This is my first question here. I'm a self-taught piano player and playing the piano since 7. I taught myself how to read notes and listened to many mp3s just to get the tempo and beat right for pieces I enjoy playing.

Right now I'm working on Claire De Lune by Debussy. However, there are some notes I encountered which showed a flat sign for a note which is already naturally flat(ed) as per its key signature.

Below is the screenshot.

enter image description here

Key signature says that RE should be flat. Then another flat sign is shown on 1. So, should I play 1 as REb or DO(flatted re twice is do)?

How about number 2? Should I play it Sol#-Ti or Sol-Ti?

I really love the tune of this piece and I'm now on page 3. I'd appreciate if you can tell me the right way of reading notes with flats/sharps in key signatures and another on note itself.


2 Answers 2


Anything apart, there's a good chance your ears will tell you the answer.

However, a # or b in front of a note that is already marked in the key signature is usually there as a polite reminder that although it may have been cancelled by another accidental in the previous bar, it's now been re-instated.

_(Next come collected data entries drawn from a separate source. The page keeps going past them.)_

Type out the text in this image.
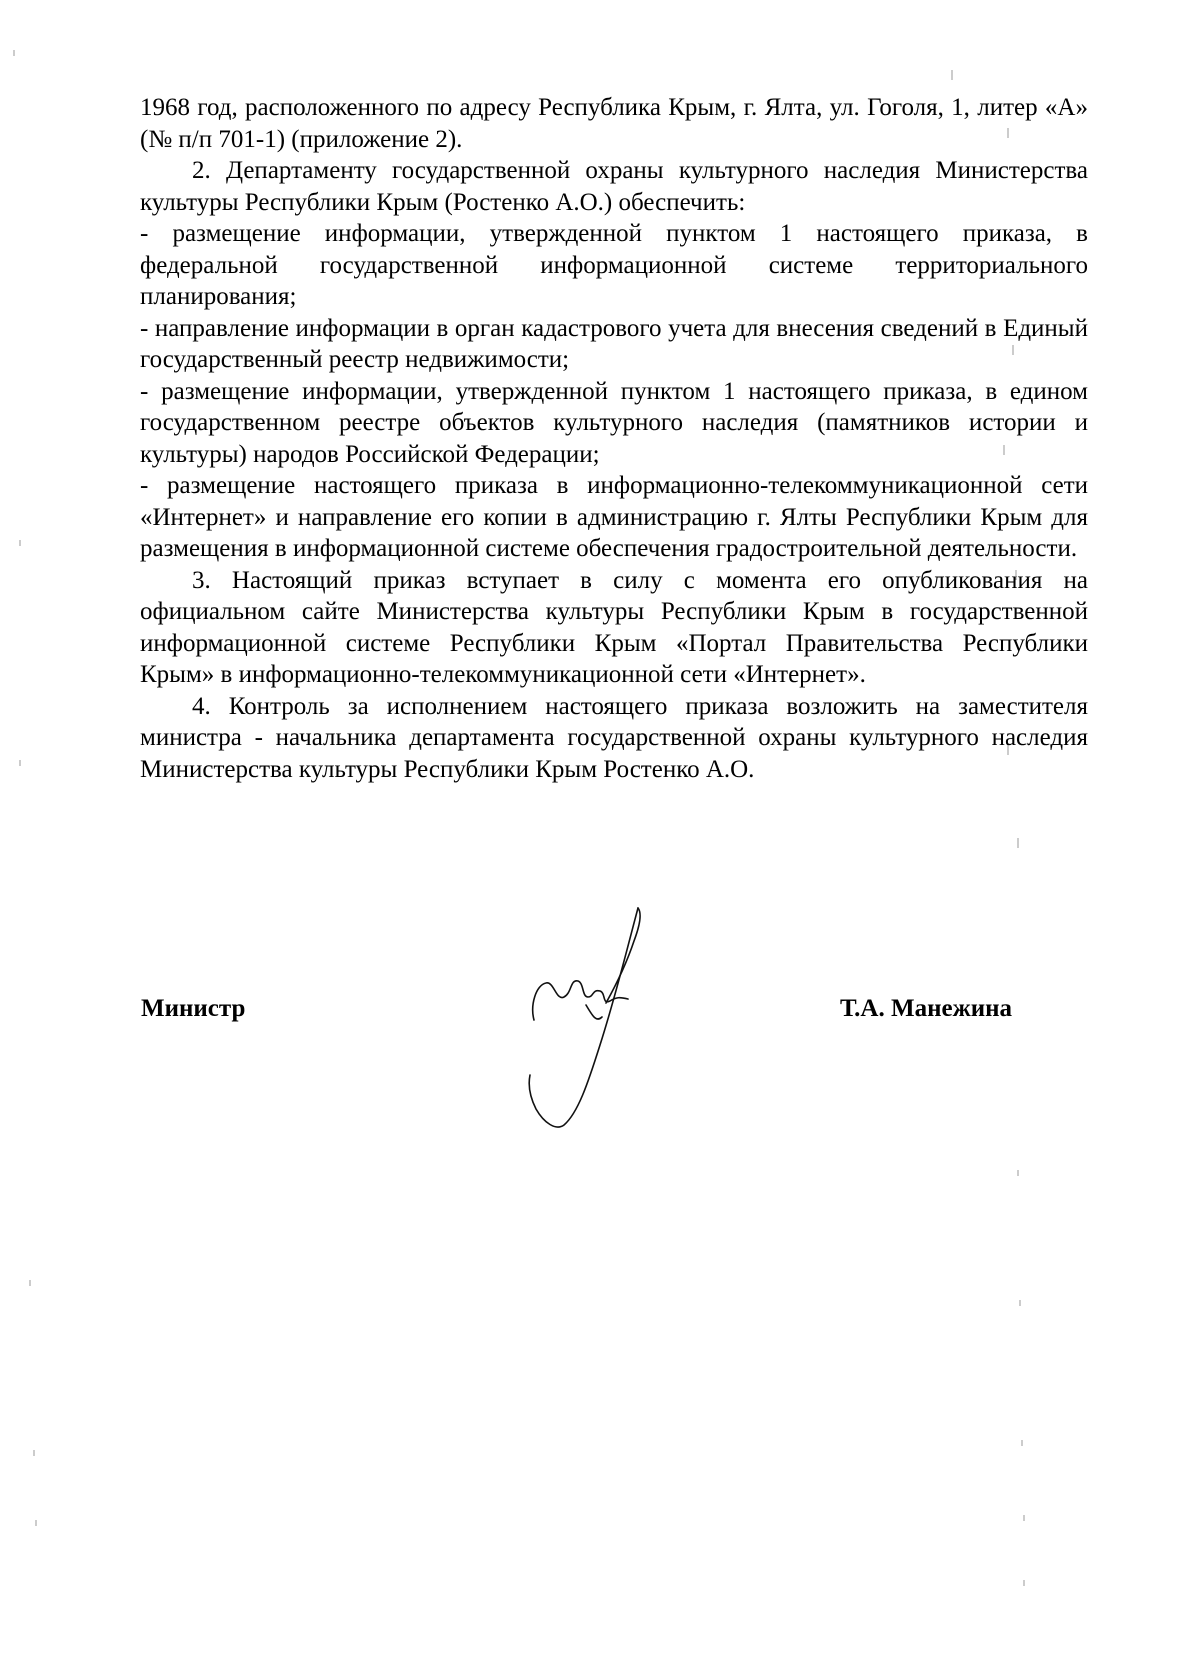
1968 год, расположенного по адресу Республика Крым, г. Ялта, ул. Гоголя, 1, литер «А» (№ п/п 701-1) (приложение 2).

2. Департаменту государственной охраны культурного наследия Министерства культуры Республики Крым (Ростенко А.О.) обеспечить:

- размещение информации, утвержденной пунктом 1 настоящего приказа, в федеральной государственной информационной системе территориального планирования;

- направление информации в орган кадастрового учета для внесения сведений в Единый государственный реестр недвижимости;

- размещение информации, утвержденной пунктом 1 настоящего приказа, в едином государственном реестре объектов культурного наследия (памятников истории и культуры) народов Российской Федерации;

- размещение настоящего приказа в информационно-телекоммуникационной сети «Интернет» и направление его копии в администрацию г. Ялты Республики Крым для размещения в информационной системе обеспечения градостроительной деятельности.

3. Настоящий приказ вступает в силу с момента его опубликования на официальном сайте Министерства культуры Республики Крым в государственной информационной системе Республики Крым «Портал Правительства Республики Крым» в информационно-телекоммуникационной сети «Интернет».

4. Контроль за исполнением настоящего приказа возложить на заместителя министра - начальника департамента государственной охраны культурного наследия Министерства культуры Республики Крым Ростенко А.О.

Министр	Т.А. Манежина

A courtesy accidental. Not needed, as the barline itself will automatically cancel any accidental that was in the previous bar.

It certainly won't mean double flat the note in this situation - or any other. If that's needed, a bb will be put there, despite what the key sig. says.


Any accidental on a note is absolute, not in reference to the key signature.

That way one can place "reminder accidentals" if there already has been the same accidental previously in the measure but some time off, or if there has been a non-key accidental in a previous measure and/or a different octave.

  • 1
    Accidentals apart from the key signature are restricted to the octave where they appear. This is handled in this question and its answers.
    – guidot
    Nov 14, 2017 at 11:02
  • A 'reminder accidental' won't be needed. In a new bar, the same accidental will need writing regardless.